Conference Call Details

ADC Therapeutics management will host a conference call and live audio webcast to discuss fourth quarter and full year 2021 financial results and provide a company update today at 8:30 a.m. Eastern Time. To access the live call, please dial 833-303-1198 (domestic) or +1 914-987-7415 (international) and provide conference ID 8189237. A live webcast of the presentation will be available under "Events and Presentations" in the Investors section of the ADC Therapeutics website at ir.adctherapeutics.com. The archived webcast will be available for 30 days following the call.

About ZYNLONTA (loncastuximab tesirine-lpyl)

ZYNLONTA is a CD19-directed antibody drug conjugate (ADC). Once bound to a CD19-expressing cell, ZYNLONTA is internalized by the cell, where enzymes release a pyrrolobenzodiazepine (PBD) payload. The potent payload binds to DNA minor groove with little distortion, remaining less visible to DNA repair mechanisms. This ultimately results in cell cycle arrest and tumor cell death.

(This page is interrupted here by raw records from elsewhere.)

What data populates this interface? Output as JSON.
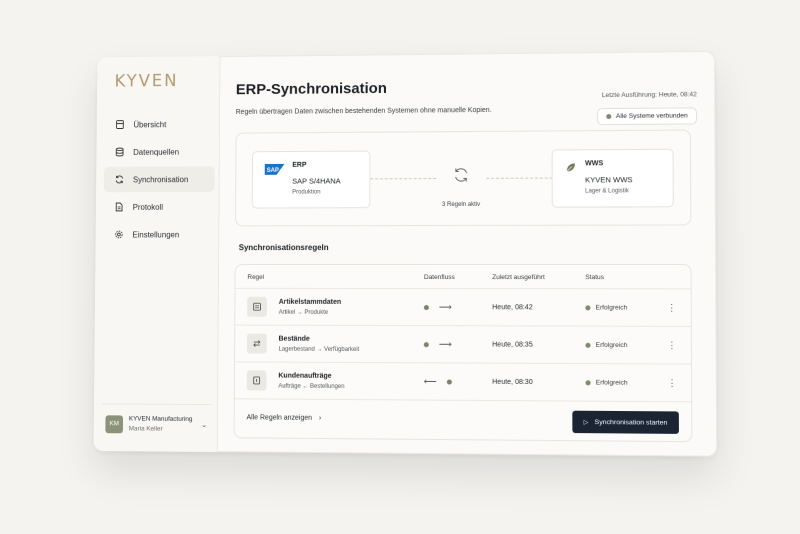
{
  "app": {
    "logo": "KYVEN"
  },
  "sidebar": {
    "items": [
      {
        "label": "Übersicht",
        "icon": "dashboard-icon"
      },
      {
        "label": "Datenquellen",
        "icon": "database-icon"
      },
      {
        "label": "Synchronisation",
        "icon": "sync-icon",
        "active": true
      },
      {
        "label": "Protokoll",
        "icon": "document-icon"
      },
      {
        "label": "Einstellungen",
        "icon": "gear-icon"
      }
    ],
    "user": {
      "initials": "KM",
      "company": "KYVEN Manufacturing",
      "name": "Maria Keller"
    }
  },
  "header": {
    "title": "ERP-Synchronisation",
    "subtitle": "Regeln übertragen Daten zwischen bestehenden Systemen ohne manuelle Kopien.",
    "last_run": "Letzte Ausführung: Heute, 08:42",
    "status": "Alle Systeme verbunden"
  },
  "flow": {
    "source": {
      "logo": "SAP",
      "name": "ERP",
      "product": "SAP S/4HANA",
      "desc": "Produktion"
    },
    "target": {
      "name": "WWS",
      "product": "KYVEN WWS",
      "desc": "Lager & Logistik"
    },
    "rules_active": "3 Regeln aktiv"
  },
  "rules": {
    "heading": "Synchronisationsregeln",
    "columns": [
      "Regel",
      "Datenfluss",
      "Zuletzt ausgeführt",
      "Status"
    ],
    "rows": [
      {
        "title": "Artikelstammdaten",
        "mapping": "Artikel → Produkte",
        "direction": "right",
        "time": "Heute, 08:42",
        "status": "Erfolgreich"
      },
      {
        "title": "Bestände",
        "mapping": "Lagerbestand → Verfügbarkeit",
        "direction": "right",
        "time": "Heute, 08:35",
        "status": "Erfolgreich"
      },
      {
        "title": "Kundenaufträge",
        "mapping": "Aufträge ← Bestellungen",
        "direction": "left",
        "time": "Heute, 08:30",
        "status": "Erfolgreich"
      }
    ],
    "show_all": "Alle Regeln anzeigen",
    "start_button": "Synchronisation starten"
  },
  "colors": {
    "accent": "#b39a6e",
    "primary_button": "#1b2433",
    "success": "#7e8c6a"
  }
}
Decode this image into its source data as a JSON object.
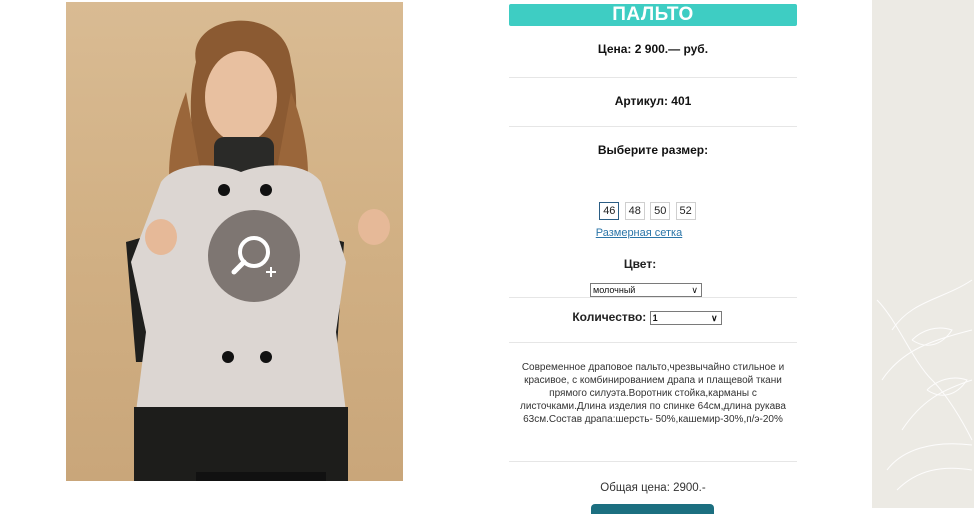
{
  "product": {
    "title": "ПАЛЬТО",
    "price": "Цена: 2 900.— руб.",
    "sku": "Артикул: 401",
    "size_label": "Выберите размер:",
    "sizes": [
      "46",
      "48",
      "50",
      "52"
    ],
    "selected_size": "46",
    "size_chart_link": "Размерная сетка",
    "color_label": "Цвет:",
    "color_value": "молочный",
    "quantity_label": "Количество:",
    "quantity_value": "1",
    "description": "Современное драповое пальто,чрезвычайно стильное и красивое, с комбинированием драпа и плащевой ткани прямого силуэта.Воротник стойка,карманы с листочками.Длина изделия по спинке 64см,длина рукава 63см.Состав драпа:шерсть- 50%,кашемир-30%,п/э-20%",
    "total_price": "Общая цена: 2900.-"
  },
  "icons": {
    "zoom": "zoom-in-icon",
    "select": "chevron-down-icon"
  },
  "colors": {
    "accent": "#3ecdc3",
    "link": "#2b75a8",
    "button": "#1c6f80"
  }
}
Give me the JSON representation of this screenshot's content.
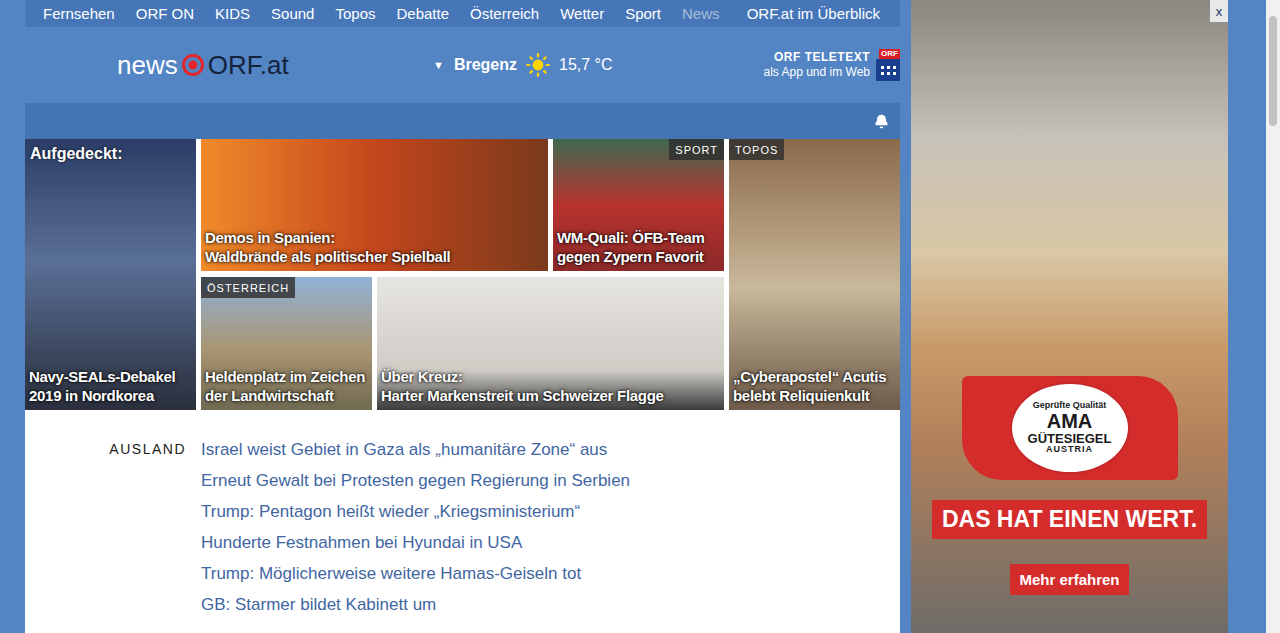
{
  "nav": {
    "items": [
      {
        "label": "Fernsehen",
        "selected": false
      },
      {
        "label": "ORF ON",
        "selected": false
      },
      {
        "label": "KIDS",
        "selected": false
      },
      {
        "label": "Sound",
        "selected": false
      },
      {
        "label": "Topos",
        "selected": false
      },
      {
        "label": "Debatte",
        "selected": false
      },
      {
        "label": "Österreich",
        "selected": false
      },
      {
        "label": "Wetter",
        "selected": false
      },
      {
        "label": "Sport",
        "selected": false
      },
      {
        "label": "News",
        "selected": true
      }
    ],
    "overview": "ORF.at im Überblick"
  },
  "logo": {
    "prefix": "news",
    "brand": "ORF.at"
  },
  "weather": {
    "toggle": "▼",
    "location": "Bregenz",
    "temperature": "15,7 °C"
  },
  "teletext": {
    "title": "ORF TELETEXT",
    "subtitle": "als App und im Web",
    "badge": "ORF"
  },
  "tiles": [
    {
      "kicker": "Aufgedeckt:",
      "tag": "",
      "caption": [
        "Navy-SEALs-Debakel",
        "2019 in Nordkorea"
      ]
    },
    {
      "kicker": "",
      "tag": "",
      "caption": [
        "Demos in Spanien:",
        "Waldbrände als politischer Spielball"
      ]
    },
    {
      "kicker": "",
      "tag": "SPORT",
      "caption": [
        "WM-Quali: ÖFB-Team",
        "gegen Zypern Favorit"
      ]
    },
    {
      "kicker": "",
      "tag": "ÖSTERREICH",
      "caption": [
        "Heldenplatz im Zeichen",
        "der Landwirtschaft"
      ]
    },
    {
      "kicker": "",
      "tag": "",
      "caption": [
        "Über Kreuz:",
        "Harter Markenstreit um Schweizer Flagge"
      ]
    },
    {
      "kicker": "",
      "tag": "TOPOS",
      "caption": [
        "„Cyberapostel“ Acutis",
        "belebt Reliquienkult"
      ]
    }
  ],
  "sections": [
    {
      "label": "AUSLAND",
      "links": [
        "Israel weist Gebiet in Gaza als „humanitäre Zone“ aus",
        "Erneut Gewalt bei Protesten gegen Regierung in Serbien",
        "Trump: Pentagon heißt wieder „Kriegsministerium“",
        "Hunderte Festnahmen bei Hyundai in USA",
        "Trump: Möglicherweise weitere Hamas-Geiseln tot",
        "GB: Starmer bildet Kabinett um"
      ]
    }
  ],
  "ad": {
    "close": "x",
    "seal": {
      "arc": "Geprüfte Qualität",
      "name": "AMA",
      "line": "GÜTESIEGEL",
      "country": "AUSTRIA"
    },
    "slogan": "DAS HAT EINEN WERT.",
    "button": "Mehr erfahren"
  }
}
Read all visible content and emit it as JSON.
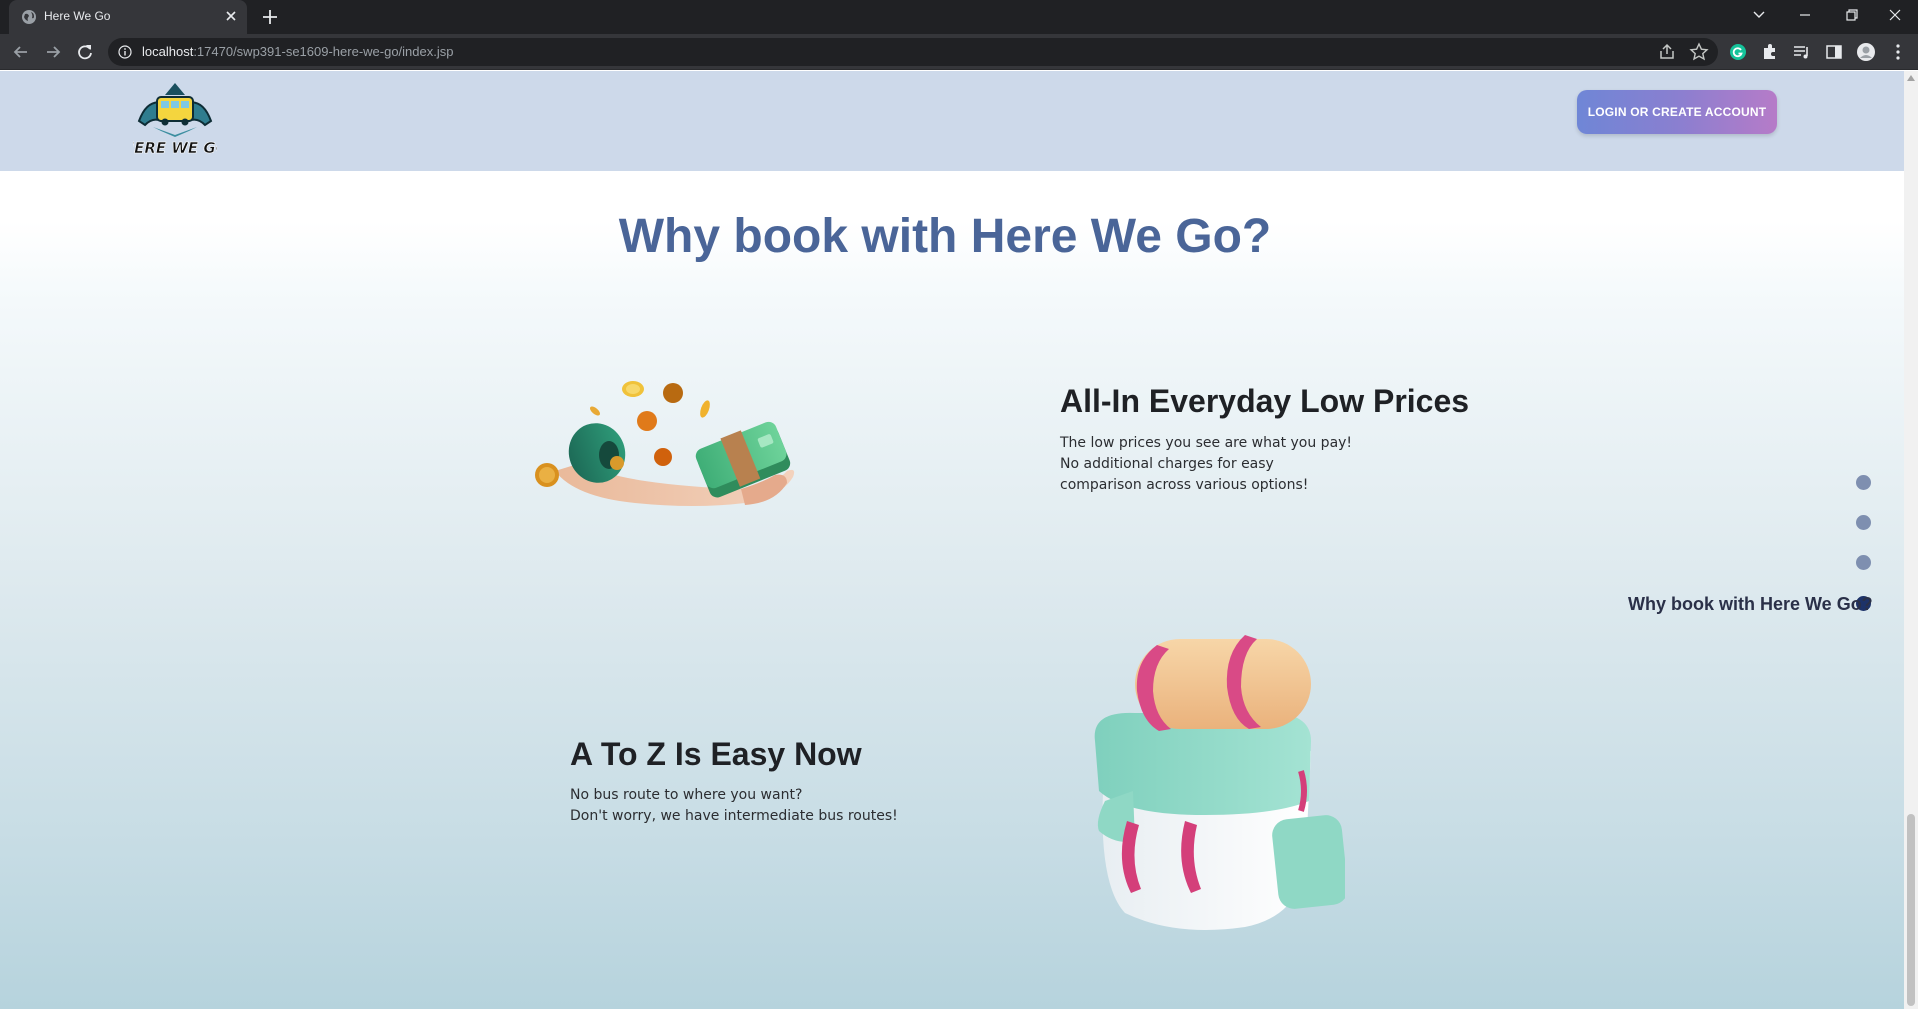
{
  "browser": {
    "tab_title": "Here We Go",
    "url_host": "localhost",
    "url_rest": ":17470/swp391-se1609-here-we-go/index.jsp"
  },
  "header": {
    "logo_text": "HERE WE GO",
    "login_label": "LOGIN OR CREATE ACCOUNT"
  },
  "section": {
    "title": "Why book with Here We Go?"
  },
  "features": [
    {
      "title": "All-In Everyday Low Prices",
      "lines": [
        "The low prices you see are what you pay!",
        "No additional charges for easy",
        "comparison across various options!"
      ]
    },
    {
      "title": "A To Z Is Easy Now",
      "lines": [
        "No bus route to where you want?",
        "Don't worry, we have intermediate bus routes!"
      ]
    }
  ],
  "dot_nav": {
    "active_label": "Why book with Here We Go?",
    "dots": 4,
    "active_index": 3
  },
  "colors": {
    "header_bg": "#cdd9ea",
    "title": "#4a6598",
    "button_gradient_start": "#6f86d6",
    "button_gradient_end": "#b67bc8",
    "dot": "#7e8fb0",
    "dot_active": "#1d3268"
  }
}
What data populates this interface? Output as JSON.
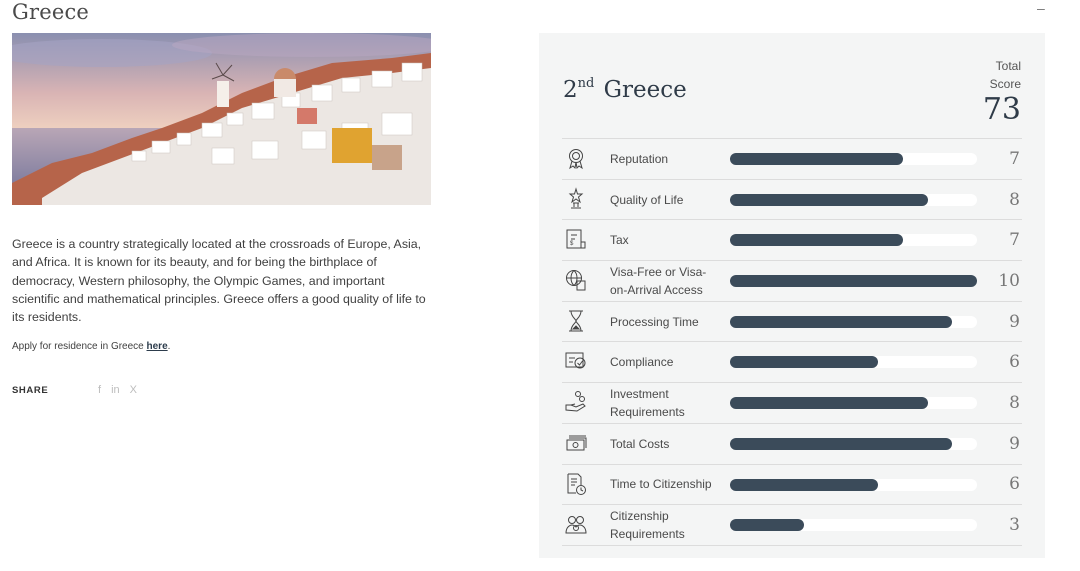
{
  "page": {
    "title": "Greece",
    "collapse_icon": "minus-icon"
  },
  "intro": {
    "description": "Greece is a country strategically located at the crossroads of Europe, Asia, and Africa. It is known for its beauty, and for being the birthplace of democracy, Western philosophy, the Olympic Games, and important scientific and mathematical principles. Greece offers a good quality of life to its residents.",
    "apply_prefix": "Apply for residence in Greece ",
    "apply_link": "here",
    "apply_suffix": ".",
    "share_label": "SHARE",
    "share_icons": [
      "facebook-icon",
      "linkedin-icon",
      "x-icon"
    ],
    "share_glyphs": [
      "f",
      "in",
      "X"
    ]
  },
  "scorecard": {
    "rank_number": "2",
    "rank_suffix": "nd",
    "country": "Greece",
    "total_label_1": "Total",
    "total_label_2": "Score",
    "total_score": "73",
    "max_score": 10,
    "bar_color": "#3b4b5a",
    "rows": [
      {
        "label": "Reputation",
        "value": 7,
        "icon": "award-badge-icon"
      },
      {
        "label": "Quality of Life",
        "value": 8,
        "icon": "trophy-icon"
      },
      {
        "label": "Tax",
        "value": 7,
        "icon": "tax-document-icon"
      },
      {
        "label": "Visa-Free or Visa-on-Arrival Access",
        "value": 10,
        "icon": "globe-passport-icon"
      },
      {
        "label": "Processing Time",
        "value": 9,
        "icon": "hourglass-icon"
      },
      {
        "label": "Compliance",
        "value": 6,
        "icon": "compliance-check-icon"
      },
      {
        "label": "Investment Requirements",
        "value": 8,
        "icon": "hand-coins-icon"
      },
      {
        "label": "Total Costs",
        "value": 9,
        "icon": "money-stack-icon"
      },
      {
        "label": "Time to Citizenship",
        "value": 6,
        "icon": "document-clock-icon"
      },
      {
        "label": "Citizenship Requirements",
        "value": 3,
        "icon": "people-group-icon"
      }
    ]
  }
}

The U.S. Food and Drug Administration (FDA) has approved ZYNLONTA (loncastuximab tesirine-lpyl) for the treatment of adult patients with relapsed or refractory (r/r) large B-cell lymphoma after two or more lines of systemic therapy, including diffuse large B-cell lymphoma (DLBCL) not otherwise specified (NOS), DLBCL arising from low-grade lymphoma and also high-grade B-cell lymphoma. The trial included a broad spectrum of heavily pre-treated patients (median three prior lines of therapy) with difficult-to-treat disease, including patients who did not respond to first-line therapy, patients refractory to all prior lines of therapy, patients with double/triple hit genetics and patients who had stem cell transplant and CAR-T therapy prior to their treatment with ZYNLONTA. This indication is approved by the FDA under accelerated approval based on overall response rate and continued approval for this indication may be contingent upon verification and description of clinical benefit in a confirmatory trial.

ZYNLONTA is also being evaluated as a therapeutic option in combination studies in other B-cell malignancies and earlier lines of therapy.